ERK ACARER / @eacarer / [email protected]

Suriye’de IŞİD’in elinde esir tutulan 18 Kobaneli, kaçmayı başardı. 4’ü yakındaki köylerine sığındı. Yaşlı bir esir Türkiye’de, Urfa’da tedavi görmeye başladı. Diğer 13 esir ise Kobane Kantonu tarafından Miştenur bölgesinde bulunan kampa yerleştirildi. BirGün kaçmayı başaran IŞİD esirleriyle konuştu. Esirlerin cihatçılardan nasıl kurtulduğu da ortaya çıktı. Çoğu akraba olan kişilerin bulunduğu cezaevinden kaçıp Kobane’ye sığınan Ethem, Ahmed ve Şerif Müslim yaşadıkları kâbus gibi altı ayı anlattı.
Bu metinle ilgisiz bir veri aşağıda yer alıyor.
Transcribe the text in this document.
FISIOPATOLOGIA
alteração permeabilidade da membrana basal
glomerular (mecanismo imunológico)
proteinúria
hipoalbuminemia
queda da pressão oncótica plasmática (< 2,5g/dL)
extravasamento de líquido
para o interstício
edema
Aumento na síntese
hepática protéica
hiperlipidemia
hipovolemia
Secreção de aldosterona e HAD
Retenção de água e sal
Ethem Müslim, cezaevinin Halep’e yakın Memüce bölgesinde olduğunu belirterek şu bilgileri verdi: “6 ay boyunca IŞİD’in elinde esir tutulduk. 350 kişilik bir cezaeviydi. 8 büyük koğuş vardı. Ayrıca, içinde tuvaleti bulunan pek çok hücre bulunuyordu. Hücrelerde iki kişi tutuluyorduk. Burada olanlar yoğun işkence gördü.”

İşkencede sınır yok
Ethem Müslim, IŞİD’in işkence yöntemlerinden de söz ederek, her Cuma üst düzey bir din görevlisinin cezaevine gelip hüküm verdiğini aktardı: “Hemen her gün işkence gördük. Filistin askısını çok kullanıyorlardı. El, kol, ayak kırma vücudun çeşitli yerlerini parçalama IŞİD’in diğer işkence yöntemleri arasındaydı. Urfa’ya sevk edilen yaşlı kişinin bacağı kangren olmuştu. Tedavi edilmedi. Cihatçılar, ‘Ölünce onu köpeklere atacağız’ diyordu.”

‘Bir Kadı geliyordu’

“Her cuma mahkeme kuruluyor, bir kadı geliyordu. IŞİD, suçlu oldukları kişileri cezaevinden alıyor ve öldürüyordu. Her gün acaba kurşunla mı, yakılarak mı yoksa kesilerek mi öldürüleceğiz’ diye bekliyorduk” diyen Müslim, cezaevindeki koşulları da şu ifadelerle dile getirdi: “Genelde günde iki öğün, öğle ve akşam olmak üzere yemek veriyorlardı. Ancak bazı günler hiçbir şey vermedikleri de olurdu.” Babasıyla birlikte cezaevinde tutulan ancak birbirlerini orada görmeyen Ahmed Müslim ise şu bilgileri paylaştı: “Hapishanede bizi kontrol edenler 15 kişiydi. Başlarında Ebu Baraha adlı bir örgüt üyesi vardı. Hepsinin yüzleri kar maskeliydi. Iraklılar, Tunuslular vardı. Türkçe konuşmalardan dolayı Türklerin de olduğunu anlıyorduk. Gözlerimizi bağladıklarında yüzlerini açtıklarını düşünüyorduk.”

Türk gardiyanlar
Ahmed Müslim “Özellikle Rus bombardımanın ardından cihatçıların motivasyonlarını tamamen yitirdiklerini hissediyorduk” diye sürdürdü: “Lojistik, güç ve moral açısından tükendiler. Bu nedenle daha da sertleştiler. Her an kaba dayak yiyorduk. Yiyecek, içecek ve ilacı kestiler. Çok zor durumdaydık. IŞİD’ler biz Kürtlere, Ruslara, ABD’ye ve koalisyona hiç durmadan küfür ediyorlardı. Ancak Türk Devletine hiçbir biçimde kötü bir şey söylemediler.”

Vurulunca yıkıldı
Görüştüğümüz bir diğer esir Şerif Müslim ise nasıl IŞİD’in eline düştüklerinden ve nasıl kaçmayı başardıklarından söz etti: “İki ateş arasında kalınca Kobane’ye geçmek istedik. IŞİD kadınlarımız ve çocuklarımıza son anda izin verdi. Ancak erkekleri; ‘Siz muhalifsiniz, siz IŞİD’e karşısınız’ diyerek tuttular ve cezaevine koydular. Koalisyon uçakları bombardımana başlayınca, bizi de bir başka bir yere taşıdılar. Yeni cezaevinin dört tarafı bombalardan payını aldı, yıkıldı. Biz kaçmaya başladık. Zaten IŞİD militanları bizden önce kaçmıştı. Şans eseri kurtulduk. Kobane’ye ailelerimizin yanına sığındık.”